On the other hand, some are toolboxes with different types of processing that can be combined to produces the expected result. They can be deployed in a computational grid to reduce execution time. Nevertheless, they require a huge effort from the user and use low-level command lines.

In our research works, we have sought how to develop an architecture that can provide an easy to use interactive interface, while providing access to both intensive and non-intensive computational capabilities. For such purpose, we have investigated current Cloud and Grid architectures to develop a platform to reach our objectives.

Grid Computing has long been the main paradigm to provide access to a significant set of computational resources. These resources are distributed across different organizations and they are federated mainly for research purposes.

Grid Portals that allow intuitive access to grids through a web interface, have kept the same access model. Usually, the user interacts through a basic web form, where he specifies the processing to be launched, the input files and some parameters.

While some scientific research have brought some rendering capabilities, inspired by the Web 2.0 trend (For example maps), advanced visualization inside a grid portal is nearly absent. Also, as all computations are considered intensives, they are all executed in the remote grid infrastructure. There is no means to execute non-intensive computations inside the grid portal.

From the Cloud perspective, some recent SaaS services like Google Docs have provided some interactivity and visualization capabilities. Their main objective, is to provide to the user a way to interact with its data hosted into the provider Cloud.

For companies such as Google, these services provide an interesting opportunity for data-mining into more diverse user's data like text documents and spreadsheets for better advertisement targeting.

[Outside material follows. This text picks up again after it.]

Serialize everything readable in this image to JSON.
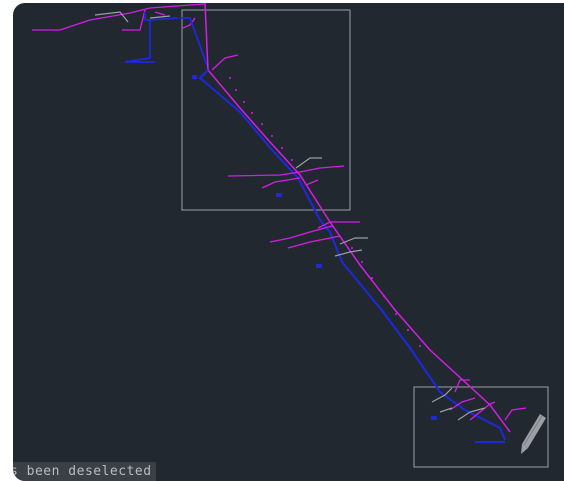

For such reasons, the SaaS model is mostly data-centric and the computational axis is not a top priority. But with the recent development of browser technologies, we can now provide access to advanced computational, 2D/3D rendering and local data storage capabilities.

These capabilities hadn't the fair amount of attention they deserve, and we think that if we exploit them appropriately we can enhance the user experience and provide new kinds of Software as a Service.

In this paper, we present a new Hybrid Architecture combining Software as a Service and Computational Grids. The main objective is to simplify the work of clinicians and researchers by providing tools to aid diagnosis, with access to advanced computational capabilities, while remaining highly intuitive and interactive.

The Software as a Service part provides the required intuitive interface and manages local non-intensive computations at the client level. The Grid part manages the intensive computations that couldn't be executed on the client.

This helps us to provide a single Service that can combine different features of dMRI Software, while still being easy to use.

Although, the service we are developing called CloudMRI, targets the dMRI in Brain Imaging Field, it is based on a generic architecture we are developing called Acigna-G (Benmerar and Oulebsir-Boumghar, 2011).

In another word, the proposed architecture can be applied in any field that requires both non-intensive and intensive computation. But, we restrict ourselves in our paper to the dMRI in Brain Imaging Field.

The rest of the paper is structured as follows: In Section 2, we introduce the different relevant concepts to dMRI Brain in general. In particular, we review some of the current dMRI based Brain Tractography Algorithms and related Software.

In Section 3, we review the current state of Grid Portals, and Software as a Service Architecture. Also, we show how some of the current dMRI Brain Software related issues can be resolved with a Hybrid SaaS-Grid Architecture.

In Section 4, we review the key browser technologies relevant to the discussion of our architecture. In fact, a great part of the current work on the architecture is related to the Browser environment.

In Section 5, we present the generic proposed architecture called Acigna-G. We also discuss certain components of the resulting CloudMRI Service, derived from this generic architecture.

In Section 6, we provide a comparative study with other related works, at different levels of the architecture.